What MMA fans need to know is that state athletic commissions all over the country, and perhaps the world, are going to continue to look for ways to more easily detect concussion symptoms, regardless of what technology they use or what methods they employ. This isn’t just a problem in combat sports, but in any sport involving body-to-body contact, whether it be American football, soccer, hockey, boxing or baseball.

Any athlete is in danger, and while the process will never be perfected, the best thing to do is to invite technology like this to be experimented with, as much as possible, and know that it can be used in a safe manner, then further be built upon, as well as improved. There’s nothing to lose in doing something to detect head trauma, especially since it doesn’t affect the health of the individual, and since there is no other way for doctors to potentially detect a concussion almost immediately.

As Dr. Kelly stated in the interview, the doctors who can see if someone has a concussion are looking in their eyes and examining the pupils. Even then, those doctors have to have an extremely good sense for noticing abnormal eye movement, which isn’t a foolproof method, either. With human-only examination, the athlete still won’t always be correctly diagnosed with a concussion. That’s where the EyeGuide Focus comes in.

This test has the technological fortitude to see a lot of things that even the smartest doctors can’t see.

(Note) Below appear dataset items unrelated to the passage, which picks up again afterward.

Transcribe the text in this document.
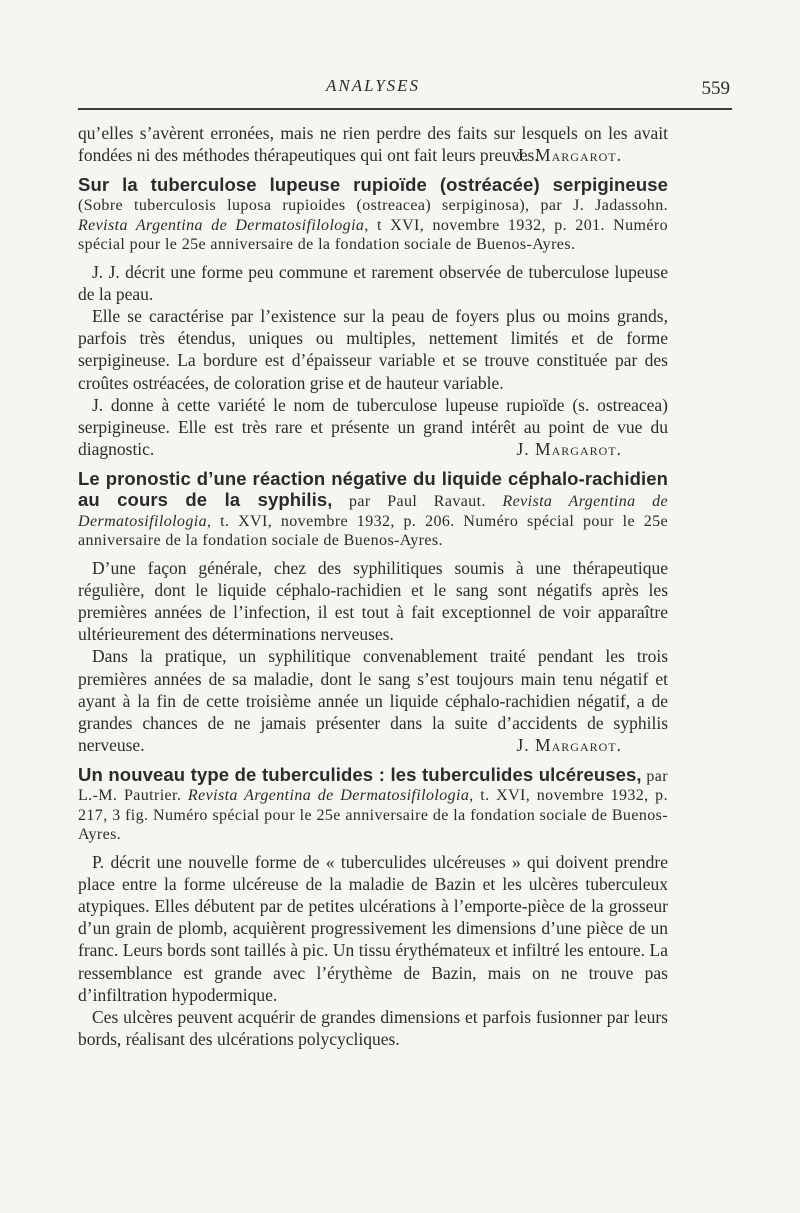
ANALYSES	559

qu’elles s’avèrent erronées, mais ne rien perdre des faits sur lesquels on les avait fondées ni des méthodes thérapeutiques qui ont fait leurs preuves.

J. Margarot.
Sur la tuberculose lupeuse rupioïde (ostréacée) serpigineuse (Sobre tuberculosis luposa rupioides (ostreacea) serpiginosa), par J. Jadassohn. Revista Argentina de Dermatosifilologia, t XVI, novembre 1932, p. 201. Numéro spécial pour le 25e anniversaire de la fondation sociale de Buenos-Ayres.

J. J. décrit une forme peu commune et rarement observée de tuberculose lupeuse de la peau.

Elle se caractérise par l’existence sur la peau de foyers plus ou moins grands, parfois très étendus, uniques ou multiples, nettement limités et de forme serpigineuse. La bordure est d’épaisseur variable et se trouve constituée par des croûtes ostréacées, de coloration grise et de hauteur variable.

J. donne à cette variété le nom de tuberculose lupeuse rupioïde (s. ostreacea) serpigineuse. Elle est très rare et présente un grand intérêt au point de vue du diagnostic.	J. Margarot.
Le pronostic d’une réaction négative du liquide céphalo-rachidien au cours de la syphilis, par Paul Ravaut. Revista Argentina de Dermatosifilologia, t. XVI, novembre 1932, p. 206. Numéro spécial pour le 25e anniversaire de la fondation sociale de Buenos-Ayres.

D’une façon générale, chez des syphilitiques soumis à une thérapeutique régulière, dont le liquide céphalo-rachidien et le sang sont négatifs après les premières années de l’infection, il est tout à fait exceptionnel de voir apparaître ultérieurement des déterminations nerveuses.

Dans la pratique, un syphilitique convenablement traité pendant les trois premières années de sa maladie, dont le sang s’est toujours main tenu négatif et ayant à la fin de cette troisième année un liquide céphalo-rachidien négatif, a de grandes chances de ne jamais présenter dans la suite d’accidents de syphilis nerveuse.	J. Margarot.
Un nouveau type de tuberculides : les tuberculides ulcéreuses, par L.-M. Pautrier. Revista Argentina de Dermatosifilologia, t. XVI, novembre 1932, p. 217, 3 fig. Numéro spécial pour le 25e anniversaire de la fondation sociale de Buenos-Ayres.

P. décrit une nouvelle forme de « tuberculides ulcéreuses » qui doivent prendre place entre la forme ulcéreuse de la maladie de Bazin et les ulcères tuberculeux atypiques. Elles débutent par de petites ulcérations à l’emporte-pièce de la grosseur d’un grain de plomb, acquièrent progressivement les dimensions d’une pièce de un franc. Leurs bords sont taillés à pic. Un tissu érythémateux et infiltré les entoure. La ressemblance est grande avec l’érythème de Bazin, mais on ne trouve pas d’infiltration hypodermique.

Ces ulcères peuvent acquérir de grandes dimensions et parfois fusionner par leurs bords, réalisant des ulcérations polycycliques.
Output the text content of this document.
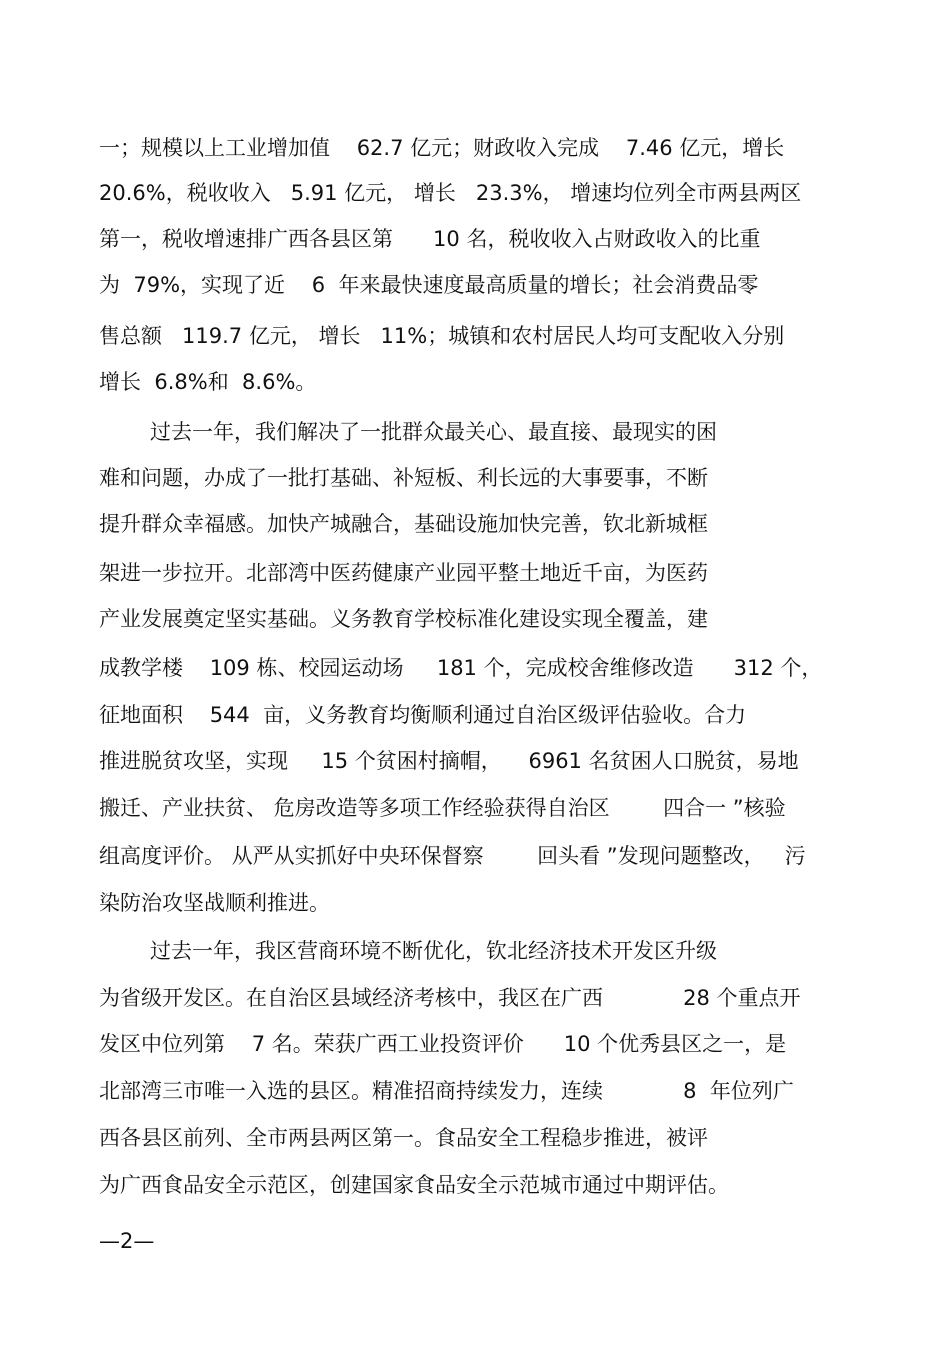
一；规模以上工业增加值    62.7 亿元；财政收入完成    7.46 亿元，增长
20.6%，税收收入   5.91 亿元， 增长   23.3%， 增速均位列全市两县两区
第一，税收增速排广西各县区第      10 名，税收收入占财政收入的比重
为  79%，实现了近    6  年来最快速度最高质量的增长；社会消费品零
售总额   119.7 亿元， 增长   11%；城镇和农村居民人均可支配收入分别
增长  6.8%和  8.6%。
过去一年，我们解决了一批群众最关心、最直接、最现实的困
难和问题，办成了一批打基础、补短板、利长远的大事要事，不断
提升群众幸福感。加快产城融合，基础设施加快完善，钦北新城框
架进一步拉开。北部湾中医药健康产业园平整土地近千亩，为医药
产业发展奠定坚实基础。义务教育学校标准化建设实现全覆盖，建
成教学楼    109 栋、校园运动场     181 个，完成校舍维修改造      312 个，
征地面积    544  亩，义务教育均衡顺利通过自治区级评估验收。合力
推进脱贫攻坚，实现     15 个贫困村摘帽，    6961 名贫困人口脱贫，易地
搬迁、产业扶贫、 危房改造等多项工作经验获得自治区        四合一 ”核验
组高度评价。 从严从实抓好中央环保督察        回头看 ”发现问题整改，   污
染防治攻坚战顺利推进。
过去一年，我区营商环境不断优化，钦北经济技术开发区升级
为省级开发区。在自治区县域经济考核中，我区在广西            28 个重点开
发区中位列第    7 名。荣获广西工业投资评价      10 个优秀县区之一，是
北部湾三市唯一入选的县区。精准招商持续发力，连续            8  年位列广
西各县区前列、全市两县两区第一。食品安全工程稳步推进，被评
为广西食品安全示范区，创建国家食品安全示范城市通过中期评估。
—2—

When a sport as dangerous as MMA has the opportunity to use something like this at no risk to the health of the fighters themselves, then the leaders of the sport should jump head first into the opportunity and make the best out of it.

Head trauma and concussion syndromes are already a problem in multiple mainstream sports, most prominent in boxing and football, and those are only the ones that have been confirmed. There are a lot of athletes who have died from terrible head symptoms which went undetected. If the technology was right, at the time, death could have been prevented, or at least some kind of treatment could have been conducted to prevent any health complications for future athletes.

The EyeGuide Focus and this kind of technological eye-movement analysis is the next step forward for doctors to know when athletes have suffered a concussion. It will assist these physicians in doing everything they can to help foster that individual back to full health, while knowing they’re not going to be sent back out there to absorb even more punishment once they are already concussed.

This insight from Dr. Kelly is incredibly useful. If every single state athletic commission doesn’t at least consider using this technology, then it will put to risk the life of every single MMA fighter, as well as be a serious detriment for organizations that want the sport to continue to grow and improve.

You can never go wrong with top-of-the-line technology.